Which of the following is an example of a weather event?
- The hurricane season lasts from June 1 through November 30.
- The amount of atmospheric CO2 has steadily increased during the last century.
- A windstorm blew down trees in the Boundary Waters Canoe Area in Minnesota on July 4, 1999.
- Deserts are generally dry ecosystems having very little rainfall.
Which of the following natural forces is responsible for the release of carbon dioxide and other atmospheric gases?
- the Milankovitch cycles
- solar intensity
- burning of fossil fuels
Compare and contrast how natural- and human-induced processes have influenced global climate change.

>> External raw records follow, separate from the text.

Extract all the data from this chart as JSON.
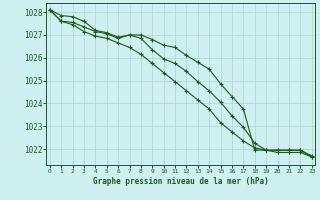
{
  "background_color": "#cff0f0",
  "grid_color": "#b0d8d8",
  "line_color": "#1a5c1a",
  "xlabel": "Graphe pression niveau de la mer (hPa)",
  "xlabel_color": "#1a5c1a",
  "tick_color": "#1a5c1a",
  "ylim": [
    1021.3,
    1028.4
  ],
  "xlim": [
    -0.3,
    23.3
  ],
  "yticks": [
    1022,
    1023,
    1024,
    1025,
    1026,
    1027,
    1028
  ],
  "xticks": [
    0,
    1,
    2,
    3,
    4,
    5,
    6,
    7,
    8,
    9,
    10,
    11,
    12,
    13,
    14,
    15,
    16,
    17,
    18,
    19,
    20,
    21,
    22,
    23
  ],
  "series": [
    [
      1028.1,
      1027.85,
      1027.8,
      1027.6,
      1027.2,
      1027.1,
      1026.9,
      1027.0,
      1027.0,
      1026.8,
      1026.55,
      1026.45,
      1026.1,
      1025.8,
      1025.5,
      1024.85,
      1024.3,
      1023.75,
      1021.95,
      1021.95,
      1021.95,
      1021.95,
      1021.95,
      1021.7
    ],
    [
      1028.1,
      1027.6,
      1027.55,
      1027.35,
      1027.15,
      1027.05,
      1026.85,
      1027.0,
      1026.85,
      1026.35,
      1025.95,
      1025.75,
      1025.4,
      1024.95,
      1024.55,
      1024.05,
      1023.45,
      1022.95,
      1022.25,
      1021.95,
      1021.85,
      1021.85,
      1021.85,
      1021.65
    ],
    [
      1028.1,
      1027.6,
      1027.45,
      1027.15,
      1026.95,
      1026.85,
      1026.65,
      1026.45,
      1026.15,
      1025.75,
      1025.35,
      1024.95,
      1024.55,
      1024.15,
      1023.75,
      1023.15,
      1022.75,
      1022.35,
      1022.05,
      1021.95,
      1021.95,
      1021.95,
      1021.95,
      1021.65
    ]
  ]
}
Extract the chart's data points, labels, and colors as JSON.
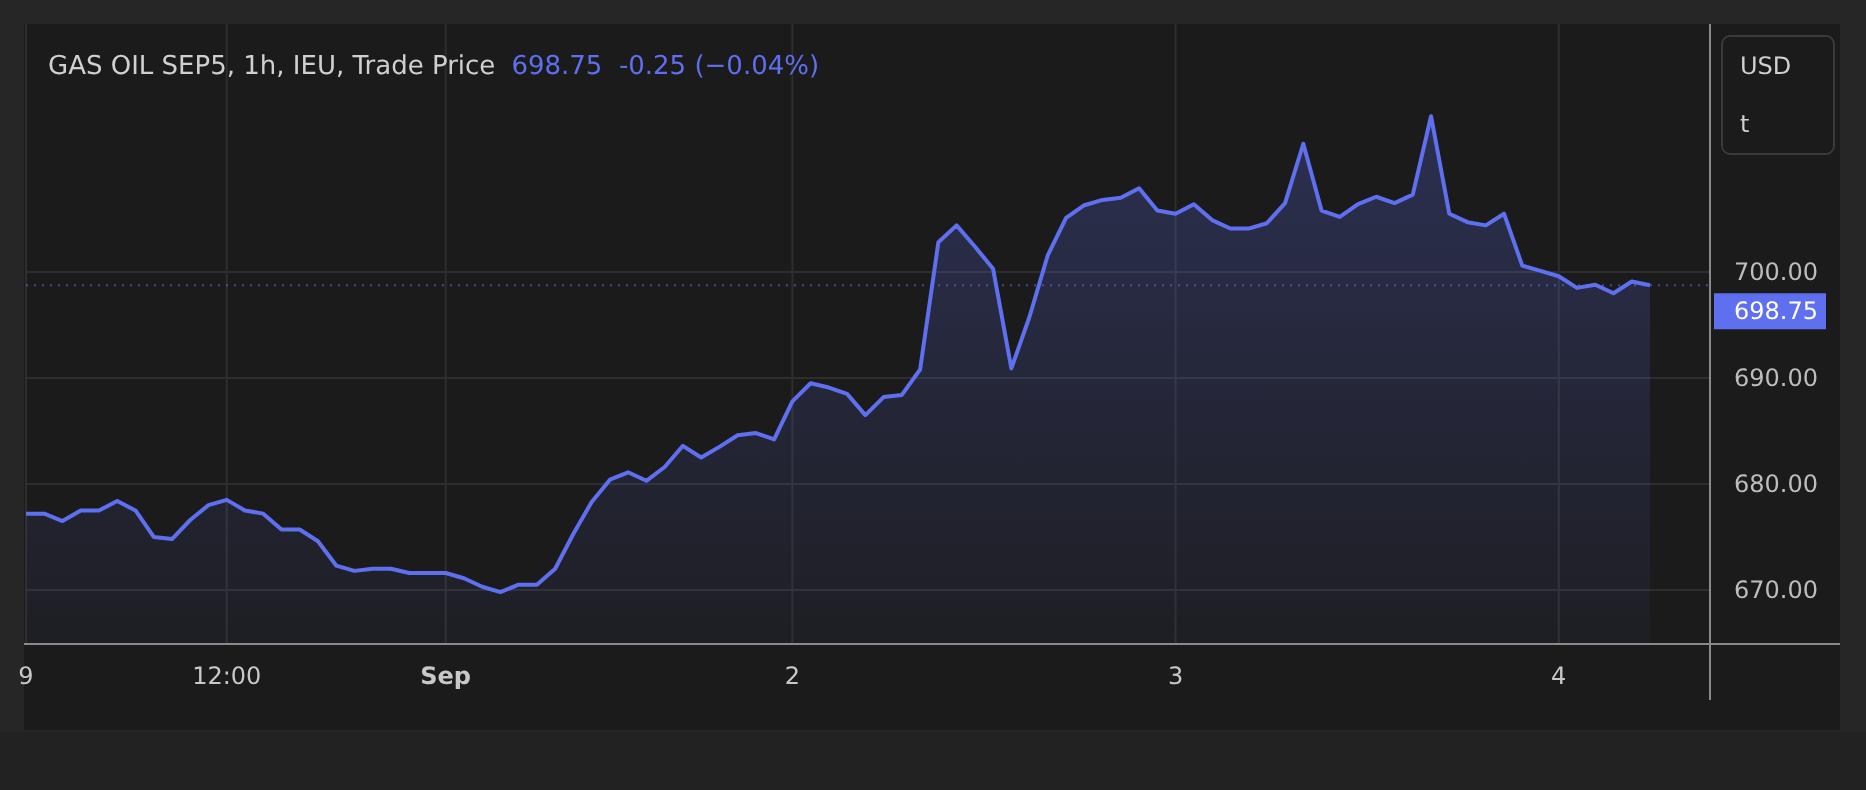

Natural processes such as the Milankovitch cycles, variation in solar intensity, and volcanic eruptions can cause periodic, intermittent changes in global climate. Human activity, in the form of emissions from the burning of fossil fuels, has caused a progressive rise in the levels of atmospheric carbon dioxide.
Predict possible consequences if carbon emissions from fossil fuels continue to rise.
If carbon emissions continue to rise, the global temperature will continue to rise; thus, ocean waters will cause the rising of sea levels at the coastlines. Continued melting of glaciers and reduced spring and summer meltwaters may cause summertime water shortages. Changes in seasonal temperatures may alter lifecycles and interrupt breeding patterns in many species of plants and animals.